Rio de Janeiro (RJ) – A Justiça do Rio de Janeiro determinou, neste sábado (22), a manutenção da prisão temporária dos seguranças Davi Santos Machado e Jorge Luiz Machado Dias. Ambos são apontados como envolvidos no espancamento que resultou na morte de Cláudio Rafael Landeiro Moreira, de 37 anos, no último dia 11 de agosto, em Copacabana. O ciclista acabou sendo confundido com um assaltante de bicicletas enquanto passeava pela região.
O crime interrompeu uma rotina simples. Cláudio Rafael morava em Botafogo e tinha o hábito de pedalar à noite. Naquela data, ele saiu de sua residência por volta das 22h30 para mais um de seus passeios habituais, mas acabou sendo interceptado e agredido até a morte na Rua Felipe de Oliveira, no bairro vizinho.
Durante a audiência de custódia realizada no sábado, o juiz Rafael de Almeida Rezende validou os mandados de prisão expedidos anteriormente, destacando que os documentos seguem dentro do prazo legal. O magistrado salientou que as circunstâncias e os fundamentos que justificaram a decretação das prisões temporárias não sofreram alterações que autorizassem a soltura.
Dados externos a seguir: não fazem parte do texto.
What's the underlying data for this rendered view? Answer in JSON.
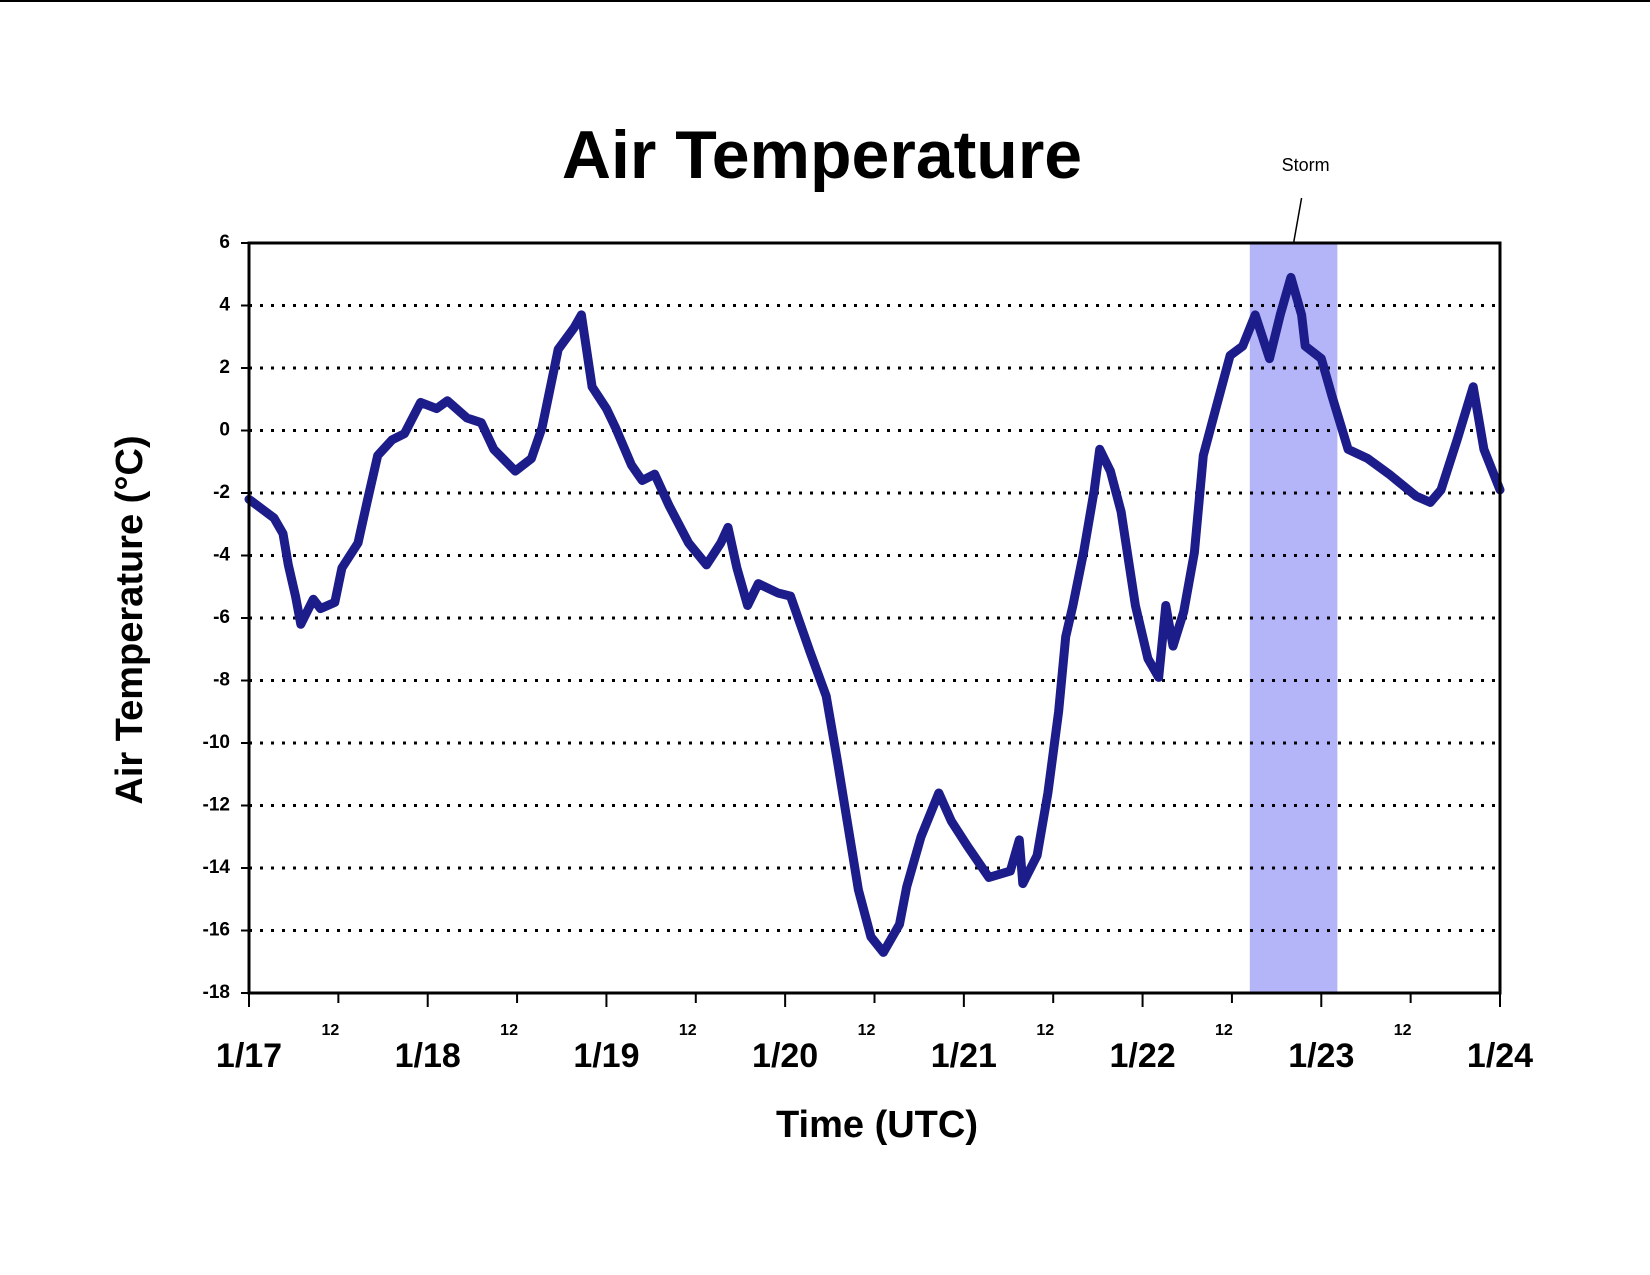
{
  "chart_data": {
    "type": "line",
    "title": "Air Temperature",
    "x_label": "Time (UTC)",
    "y_label": "Air Temperature (°C)",
    "xlim": [
      0,
      7
    ],
    "ylim": [
      -18,
      6
    ],
    "xticks": [
      {
        "value": 0,
        "label": "1/17"
      },
      {
        "value": 0.5,
        "label": "12"
      },
      {
        "value": 1,
        "label": "1/18"
      },
      {
        "value": 1.5,
        "label": "12"
      },
      {
        "value": 2,
        "label": "1/19"
      },
      {
        "value": 2.5,
        "label": "12"
      },
      {
        "value": 3,
        "label": "1/20"
      },
      {
        "value": 3.5,
        "label": "12"
      },
      {
        "value": 4,
        "label": "1/21"
      },
      {
        "value": 4.5,
        "label": "12"
      },
      {
        "value": 5,
        "label": "1/22"
      },
      {
        "value": 5.5,
        "label": "12"
      },
      {
        "value": 6,
        "label": "1/23"
      },
      {
        "value": 6.5,
        "label": "12"
      },
      {
        "value": 7,
        "label": "1/24"
      }
    ],
    "yticks": [
      -18,
      -16,
      -14,
      -12,
      -10,
      -8,
      -6,
      -4,
      -2,
      0,
      2,
      4,
      6
    ],
    "grid": true,
    "shade": {
      "label": "Storm",
      "x": [
        5.6,
        6.09
      ],
      "color": "#b4b4f8"
    },
    "series": [
      {
        "color": "#1c1c8a",
        "x": [
          0,
          0.14,
          0.19,
          0.22,
          0.26,
          0.29,
          0.36,
          0.4,
          0.48,
          0.52,
          0.61,
          0.66,
          0.72,
          0.8,
          0.87,
          0.96,
          1.05,
          1.11,
          1.22,
          1.3,
          1.37,
          1.49,
          1.58,
          1.64,
          1.73,
          1.82,
          1.86,
          1.92,
          2.0,
          2.05,
          2.14,
          2.2,
          2.27,
          2.35,
          2.46,
          2.56,
          2.64,
          2.68,
          2.73,
          2.79,
          2.85,
          2.96,
          3.03,
          3.14,
          3.23,
          3.29,
          3.35,
          3.41,
          3.48,
          3.55,
          3.64,
          3.68,
          3.76,
          3.86,
          3.93,
          4.02,
          4.14,
          4.26,
          4.31,
          4.33,
          4.41,
          4.47,
          4.53,
          4.57,
          4.61,
          4.67,
          4.73,
          4.76,
          4.82,
          4.88,
          4.96,
          5.03,
          5.09,
          5.13,
          5.17,
          5.23,
          5.29,
          5.34,
          5.41,
          5.49,
          5.56,
          5.63,
          5.71,
          5.77,
          5.83,
          5.89,
          5.91,
          6.0,
          6.06,
          6.15,
          6.26,
          6.38,
          6.53,
          6.61,
          6.67,
          6.76,
          6.85,
          6.91,
          7.0
        ],
        "values": [
          -2.2,
          -2.8,
          -3.3,
          -4.3,
          -5.3,
          -6.2,
          -5.4,
          -5.7,
          -5.5,
          -4.4,
          -3.6,
          -2.3,
          -0.8,
          -0.3,
          -0.1,
          0.9,
          0.7,
          0.95,
          0.4,
          0.25,
          -0.6,
          -1.3,
          -0.9,
          0.1,
          2.6,
          3.3,
          3.7,
          1.4,
          0.7,
          0.1,
          -1.1,
          -1.6,
          -1.4,
          -2.4,
          -3.6,
          -4.3,
          -3.6,
          -3.1,
          -4.4,
          -5.6,
          -4.9,
          -5.2,
          -5.3,
          -7.1,
          -8.5,
          -10.5,
          -12.6,
          -14.7,
          -16.2,
          -16.7,
          -15.8,
          -14.6,
          -13.0,
          -11.6,
          -12.5,
          -13.3,
          -14.3,
          -14.1,
          -13.1,
          -14.5,
          -13.6,
          -11.6,
          -9.0,
          -6.6,
          -5.6,
          -3.9,
          -1.9,
          -0.6,
          -1.3,
          -2.6,
          -5.6,
          -7.3,
          -7.9,
          -5.6,
          -6.9,
          -5.8,
          -3.9,
          -0.8,
          0.7,
          2.4,
          2.7,
          3.7,
          2.3,
          3.7,
          4.9,
          3.7,
          2.7,
          2.3,
          1.1,
          -0.6,
          -0.9,
          -1.4,
          -2.1,
          -2.3,
          -1.9,
          -0.3,
          1.4,
          -0.6,
          -1.9
        ]
      }
    ]
  }
}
Rezende ponderou ainda que qualquer contestação ou pedido específico por parte dos advogados de defesa precisa ser direcionado ao juízo natural que conduz a ação principal.
No caso de Davi Santos Machado — flagrado portando um porrete de madeira no momento das agressões —, a defesa pleiteou o sigilo de seus dados sensíveis no processo. O pedido, contudo, acabou indeferido. Ao negar o requerimento, o juiz observou que o processo não continha informações confidenciais que justificassem a medida e chamou a atenção para o fato de que o próprio investigado, ao ser questionado, declarou que não sabia informar seu endereço atualizado nem seu número de telefone de contato.
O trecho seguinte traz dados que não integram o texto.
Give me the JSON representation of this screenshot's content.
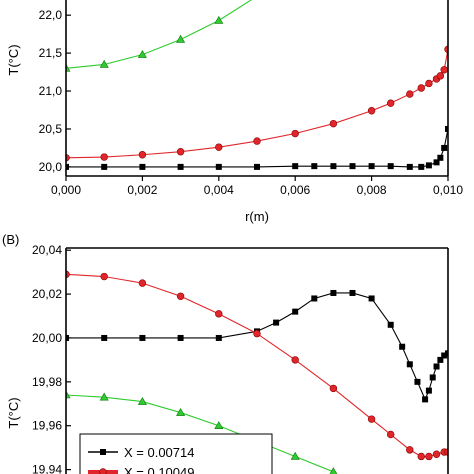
{
  "chart_data": [
    {
      "type": "line",
      "panel_label": "",
      "xlabel": "r(m)",
      "ylabel": "T(°C)",
      "xlim": [
        0,
        0.01
      ],
      "ylim": [
        19.88,
        22.2
      ],
      "x_ticks": [
        {
          "value": 0.0,
          "label": "0,000"
        },
        {
          "value": 0.002,
          "label": "0,002"
        },
        {
          "value": 0.004,
          "label": "0,004"
        },
        {
          "value": 0.006,
          "label": "0,006"
        },
        {
          "value": 0.008,
          "label": "0,008"
        },
        {
          "value": 0.01,
          "label": "0,010"
        }
      ],
      "y_ticks": [
        {
          "value": 20.0,
          "label": "20,0"
        },
        {
          "value": 20.5,
          "label": "20,5"
        },
        {
          "value": 21.0,
          "label": "21,0"
        },
        {
          "value": 21.5,
          "label": "21,5"
        },
        {
          "value": 22.0,
          "label": "22,0"
        }
      ],
      "series": [
        {
          "color": "#000000",
          "marker": "square",
          "x": [
            0,
            0.001,
            0.002,
            0.003,
            0.004,
            0.005,
            0.006,
            0.0065,
            0.007,
            0.0075,
            0.008,
            0.0085,
            0.009,
            0.0093,
            0.0095,
            0.0097,
            0.0098,
            0.0099,
            0.01
          ],
          "y": [
            20.0,
            20.0,
            20.0,
            20.0,
            20.0,
            20.0,
            20.01,
            20.01,
            20.01,
            20.01,
            20.01,
            20.01,
            20.0,
            20.0,
            20.02,
            20.06,
            20.12,
            20.25,
            20.5
          ]
        },
        {
          "color": "#e0262b",
          "marker": "circle",
          "x": [
            0,
            0.001,
            0.002,
            0.003,
            0.004,
            0.005,
            0.006,
            0.007,
            0.008,
            0.0085,
            0.009,
            0.0093,
            0.0095,
            0.0097,
            0.0098,
            0.0099,
            0.01
          ],
          "y": [
            20.12,
            20.13,
            20.16,
            20.2,
            20.26,
            20.34,
            20.44,
            20.57,
            20.74,
            20.84,
            20.96,
            21.04,
            21.1,
            21.16,
            21.2,
            21.28,
            21.55
          ]
        },
        {
          "color": "#2ecc2e",
          "marker": "triangle",
          "x": [
            0,
            0.001,
            0.002,
            0.003,
            0.004,
            0.005
          ],
          "y": [
            21.3,
            21.35,
            21.48,
            21.68,
            21.93,
            22.25
          ]
        }
      ]
    },
    {
      "type": "line",
      "panel_label": "(B)",
      "xlabel": "",
      "ylabel": "T(°C)",
      "xlim": [
        0,
        0.01
      ],
      "ylim": [
        19.938,
        20.041
      ],
      "y_ticks": [
        {
          "value": 19.94,
          "label": "19,94"
        },
        {
          "value": 19.96,
          "label": "19,96"
        },
        {
          "value": 19.98,
          "label": "19,98"
        },
        {
          "value": 20.0,
          "label": "20,00"
        },
        {
          "value": 20.02,
          "label": "20,02"
        },
        {
          "value": 20.04,
          "label": "20,04"
        }
      ],
      "legend_position": "bottom-left",
      "series": [
        {
          "name": "X = 0.00714",
          "color": "#000000",
          "marker": "square",
          "x": [
            0,
            0.001,
            0.002,
            0.003,
            0.004,
            0.005,
            0.0055,
            0.006,
            0.0065,
            0.007,
            0.0075,
            0.008,
            0.0085,
            0.0088,
            0.009,
            0.0092,
            0.0094,
            0.0095,
            0.0096,
            0.0097,
            0.0098,
            0.0099,
            0.01
          ],
          "y": [
            20.0,
            20.0,
            20.0,
            20.0,
            20.0,
            20.003,
            20.007,
            20.012,
            20.018,
            20.0205,
            20.0205,
            20.018,
            20.006,
            19.996,
            19.988,
            19.98,
            19.972,
            19.976,
            19.982,
            19.987,
            19.99,
            19.992,
            19.993
          ]
        },
        {
          "name": "X = 0.10049",
          "color": "#e0262b",
          "marker": "circle",
          "x": [
            0,
            0.001,
            0.002,
            0.003,
            0.004,
            0.005,
            0.006,
            0.007,
            0.008,
            0.0085,
            0.009,
            0.0093,
            0.0095,
            0.0097,
            0.0099,
            0.01
          ],
          "y": [
            20.029,
            20.028,
            20.025,
            20.019,
            20.011,
            20.002,
            19.99,
            19.977,
            19.963,
            19.956,
            19.949,
            19.946,
            19.946,
            19.947,
            19.948,
            19.948
          ]
        },
        {
          "color": "#2ecc2e",
          "marker": "triangle",
          "x": [
            0,
            0.001,
            0.002,
            0.003,
            0.004,
            0.005,
            0.006,
            0.007
          ],
          "y": [
            19.974,
            19.973,
            19.971,
            19.966,
            19.96,
            19.953,
            19.946,
            19.939
          ]
        }
      ]
    }
  ]
}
O caso, porém, envolve mais suspeitos além dos dois seguranças particulares. Os entregadores de aplicativo Felipe Eduardo dos Santos Silva e Ailton José da Silva também foram detidos sob a acusação de participação direta no espancamento do ciclista. Os dois entregadores permanecem encarcerados e devem passar por suas respectivas audiências de custódia neste domingo (23) para que a legalidade de suas prisões seja avaliada.
Investigação em andamento
A Polícia Civil ainda trabalha para fechar o cerco em torno de todos os responsáveis pela violência física que causou o óbito de Cláudio Rafael. Câmeras de segurança instaladas no local capturaram a ação de um quinto homem, que desferiu um chute violento contra a cabeça da vítima quando ela já estava caída no chão. Os investigadores tentam descobrir a identidade deste suspeito, que segue foragido desde o dia do crime.